Why Is It Important That We Continue?
Some Nonprofit Arts Organizations Rethink Their Value in Challenging Times
How we did this
This brief is based on an initial round of personal interviews with leaders and staff at the 25 participating BAS organizations, conducted in late 2015 to 2016. These interviews were conducted by Francie Ostrower and her team at the University of Texas in Austin.
Even before the pandemic, some U.S. nonprofit arts organizations were rethinking their value and relationship with the community. From 2015 to 2019, the Wallace Foundation awarded nearly $41 million in grants to 25 nonprofit performing arts organizations as part of its Building Audiences for Sustainability initiative. The goal of BAS was to engage new audiences while retaining existing ones. The initiative also sought to understand whether audience-building efforts contributed to organizations’ financial health.
Grantees were well-established, relatively affluent institutions with predominantly white leadership. The average organization age was 67 years. All had budgets of over $1 million, and half had budgets in excess of $10 million. Participants included theaters, opera companies, symphony orchestras, dance companies, and performing arts presenters.
This brief captures BAS leaders’ thoughts on nonprofit arts sustainability before the pandemic shuttered arts venues, and the movement for racial justice demanded greater representation and inclusion. It provides a useful pre-Covid benchmark for how thinking in the sector is evolving.
Arts researcher Francie Ostrower and her team at the University of Texas in Austin asked leaders of participating BAS organizations why it was important that their organizations continue. All cited artistic quality and cultural contributions as central to the value they offer. All felt it was important that their organizations continue.
Yet about 40 percent acknowledged that organizations needed to change to remain relevant. Leaders spoke of the importance of community engagement. They spoke of building relationships and the desire to be part of the community fabric. And they spoke of the importance of engaging the community outside of formal venues, in libraries and nursing homes and schools. All of these strategies represent fundamental shifts in thinking and operations that go beyond a set of isolated activities.

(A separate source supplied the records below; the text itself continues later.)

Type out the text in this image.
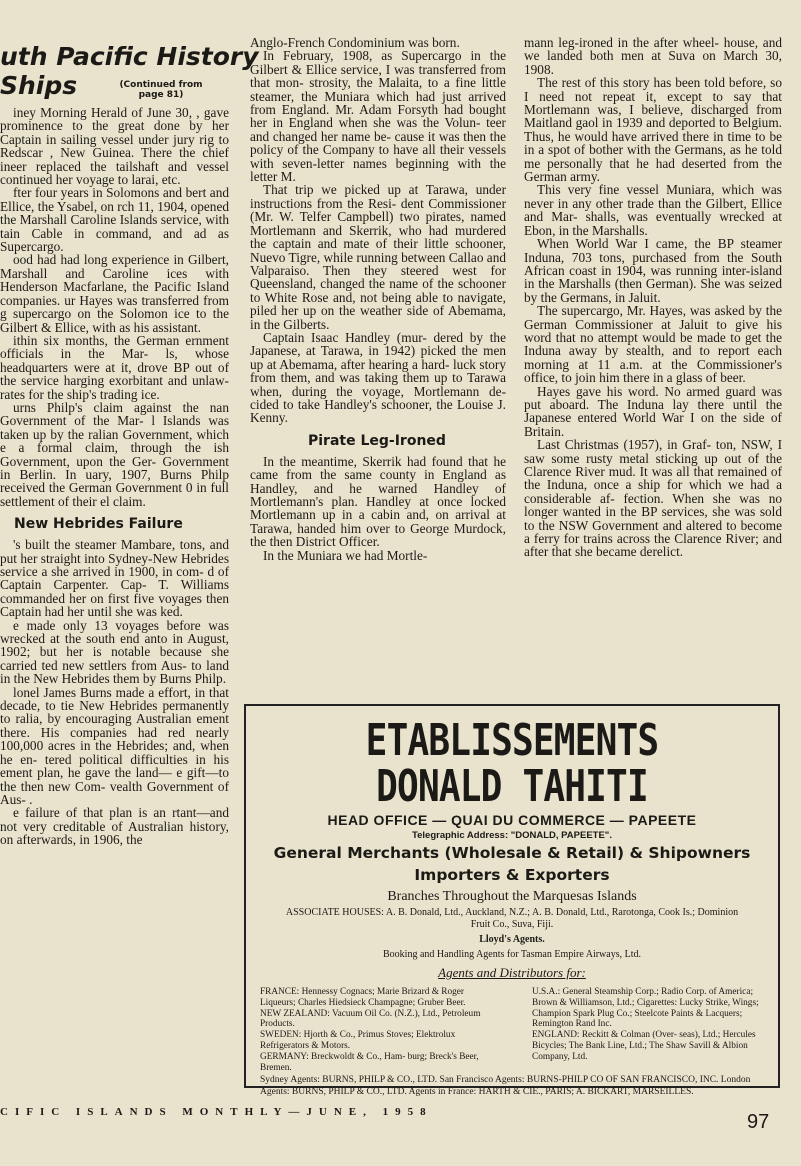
uth Pacific History
Ships	(Continued from page 81)

iney Morning Herald of June 30, , gave prominence to the great done by her Captain in sailing vessel under jury rig to Redscar , New Guinea. There the chief ineer replaced the tailshaft and vessel continued her voyage to larai, etc.

fter four years in Solomons and bert and Ellice, the Ysabel, on rch 11, 1904, opened the Marshall Caroline Islands service, with tain Cable in command, and ad as Supercargo.

ood had had long experience in Gilbert, Marshall and Caroline ices with Henderson Macfarlane, the Pacific Island companies. ur Hayes was transferred from g supercargo on the Solomon ice to the Gilbert & Ellice, with as his assistant.

ithin six months, the German ernment officials in the Mar- ls, whose headquarters were at it, drove BP out of the service harging exorbitant and unlaw- rates for the ship's trading ice.

urns Philp's claim against the nan Government of the Mar- l Islands was taken up by the ralian Government, which e a formal claim, through the ish Government, upon the Ger- Government in Berlin. In uary, 1907, Burns Philp received the German Government 0 in full settlement of their el claim.

New Hebrides Failure

's built the steamer Mambare, tons, and put her straight into Sydney-New Hebrides service a she arrived in 1900, in com- d of Captain Carpenter. Cap- T. Williams commanded her on first five voyages then Captain had her until she was ked.

e made only 13 voyages before was wrecked at the south end anto in August, 1902; but her is notable because she carried ted new settlers from Aus- to land in the New Hebrides them by Burns Philp.

lonel James Burns made a effort, in that decade, to tie New Hebrides permanently to ralia, by encouraging Australian ement there. His companies had red nearly 100,000 acres in the Hebrides; and, when he en- tered political difficulties in his ement plan, he gave the land— e gift—to the then new Com- vealth Government of Aus- .

e failure of that plan is an rtant—and not very creditable of Australian history, on afterwards, in 1906, the

Anglo-French Condominium was born.

In February, 1908, as Supercargo in the Gilbert & Ellice service, I was transferred from that mon- strosity, the Malaita, to a fine little steamer, the Muniara which had just arrived from England. Mr. Adam Forsyth had bought her in England when she was the Volun- teer and changed her name be- cause it was then the policy of the Company to have all their vessels with seven-letter names beginning with the letter M.

That trip we picked up at Tarawa, under instructions from the Resi- dent Commissioner (Mr. W. Telfer Campbell) two pirates, named Mortlemann and Skerrik, who had murdered the captain and mate of their little schooner, Nuevo Tigre, while running between Callao and Valparaiso. Then they steered west for Queensland, changed the name of the schooner to White Rose and, not being able to navigate, piled her up on the weather side of Abemama, in the Gilberts.

Captain Isaac Handley (mur- dered by the Japanese, at Tarawa, in 1942) picked the men up at Abemama, after hearing a hard- luck story from them, and was taking them up to Tarawa when, during the voyage, Mortlemann de- cided to take Handley's schooner, the Louise J. Kenny.

Pirate Leg-Ironed

In the meantime, Skerrik had found that he came from the same county in England as Handley, and he warned Handley of Mortlemann's plan. Handley at once locked Mortlemann up in a cabin and, on arrival at Tarawa, handed him over to George Murdock, the then District Officer.

In the Muniara we had Mortle-

mann leg-ironed in the after wheel- house, and we landed both men at Suva on March 30, 1908.

The rest of this story has been told before, so I need not repeat it, except to say that Mortlemann was, I believe, discharged from Maitland gaol in 1939 and deported to Belgium. Thus, he would have arrived there in time to be in a spot of bother with the Germans, as he told me personally that he had deserted from the German army.

This very fine vessel Muniara, which was never in any other trade than the Gilbert, Ellice and Mar- shalls, was eventually wrecked at Ebon, in the Marshalls.

When World War I came, the BP steamer Induna, 703 tons, purchased from the South African coast in 1904, was running inter-island in the Marshalls (then German). She was seized by the Germans, in Jaluit.

The supercargo, Mr. Hayes, was asked by the German Commissioner at Jaluit to give his word that no attempt would be made to get the Induna away by stealth, and to report each morning at 11 a.m. at the Commissioner's office, to join him there in a glass of beer.

Hayes gave his word. No armed guard was put aboard. The Induna lay there until the Japanese entered World War I on the side of Britain.

Last Christmas (1957), in Graf- ton, NSW, I saw some rusty metal sticking up out of the Clarence River mud. It was all that remained of the Induna, once a ship for which we had a considerable af- fection. When she was no longer wanted in the BP services, she was sold to the NSW Government and altered to become a ferry for trains across the Clarence River; and after that she became derelict.

ETABLISSEMENTS DONALD TAHITI
HEAD OFFICE — QUAI DU COMMERCE — PAPEETE
Telegraphic Address: "DONALD, PAPEETE".
General Merchants (Wholesale & Retail) & Shipowners
Importers & Exporters
Branches Throughout the Marquesas Islands
ASSOCIATE HOUSES: A. B. Donald, Ltd., Auckland, N.Z.; A. B. Donald, Ltd., Rarotonga, Cook Is.; Dominion Fruit Co., Suva, Fiji.
Lloyd's Agents.
Booking and Handling Agents for Tasman Empire Airways, Ltd.
Agents and Distributors for:
FRANCE: Hennessy Cognacs; Marie Brizard & Roger Liqueurs; Charles Hiedsieck Champagne; Gruber Beer.
NEW ZEALAND: Vacuum Oil Co. (N.Z.), Ltd., Petroleum Products.
SWEDEN: Hjorth & Co., Primus Stoves; Elektrolux Refrigerators & Motors.
GERMANY: Breckwoldt & Co., Ham- burg; Breck's Beer, Bremen.
U.S.A.: General Steamship Corp.; Radio Corp. of America; Brown & Williamson, Ltd.; Cigarettes: Lucky Strike, Wings; Champion Spark Plug Co.; Steelcote Paints & Lacquers; Remington Rand Inc.
ENGLAND: Reckitt & Colman (Over- seas), Ltd.; Hercules Bicycles; The Bank Line, Ltd.; The Shaw Savill & Albion Company, Ltd.
Sydney Agents: BURNS, PHILP & CO., LTD. San Francisco Agents: BURNS-PHILP CO OF SAN FRANCISCO, INC. London Agents: BURNS, PHILP & CO., LTD. Agents in France: HARTH & CIE., PARIS; A. BICKART, MARSEILLES.
CIFIC ISLANDS MONTHLY—JUNE, 1958	97
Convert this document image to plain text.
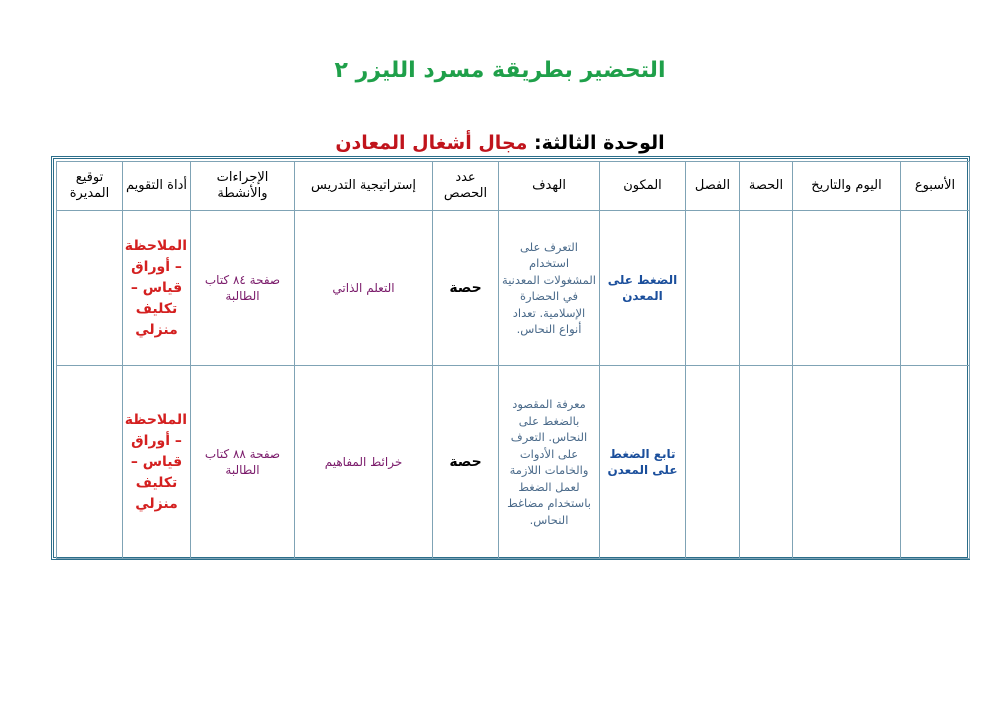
التحضير بطريقة مسرد الليزر ٢
الوحدة الثالثة: مجال أشغال المعادن
الأسبوع	اليوم والتاريخ	الحصة	الفصل	المكون	الهدف	عدد الحصص	إستراتيجية التدريس	الإجراءات والأنشطة	أداة التقويم	توقيع المديرة
				الضغط على المعدن	التعرف على استخدام المشغولات المعدنية في الحضارة الإسلامية. تعداد أنواع النحاس.	حصة	التعلم الذاتي	صفحة ٨٤ كتاب الطالبة	الملاحظة – أوراق قياس – تكليف منزلي	
				تابع الضغط على المعدن	معرفة المقصود بالضغط على النحاس. التعرف على الأدوات والخامات اللازمة لعمل الضغط باستخدام مضاغط النحاس.	حصة	خرائط المفاهيم	صفحة ٨٨ كتاب الطالبة	الملاحظة – أوراق قياس – تكليف منزلي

It is important to note that these perspectives are specific to a subset of larger, more established institutions. This group has enjoyed considerable advantages but faces considerable pressure to be more representative and inclusive. The brief concludes by asking arts organizations: For reasons of survival and/or values, do you need to change what you do and how you define yourself? And are you ready to do so?
For reasons of survival and/or values, do you need to change what you do and how you define yourself? And are you ready to do so?
- Forty percent of BAS organizations acknowledged that significant changes were needed for their organization to maintain relevance
- Rethinking organizational value to encompass a more community-oriented approach goes beyond deploying an isolated set of activities. It intersects with how an organization thinks about itself and who it serves
- Robust community engagement may require overcoming traditional hierarchies in which programs and participants are viewed as secondary or utilitarian
- Leadership endorsement is key to initiating and/or supporting community-oriented engagement
What We Don't Know
Participating BAS organizations were well-established, relatively affluent institutions with predominantly white leadership. Do lessons learned from the BAS initiative apply to less well-established, more diverse nonprofit arts organizations as well?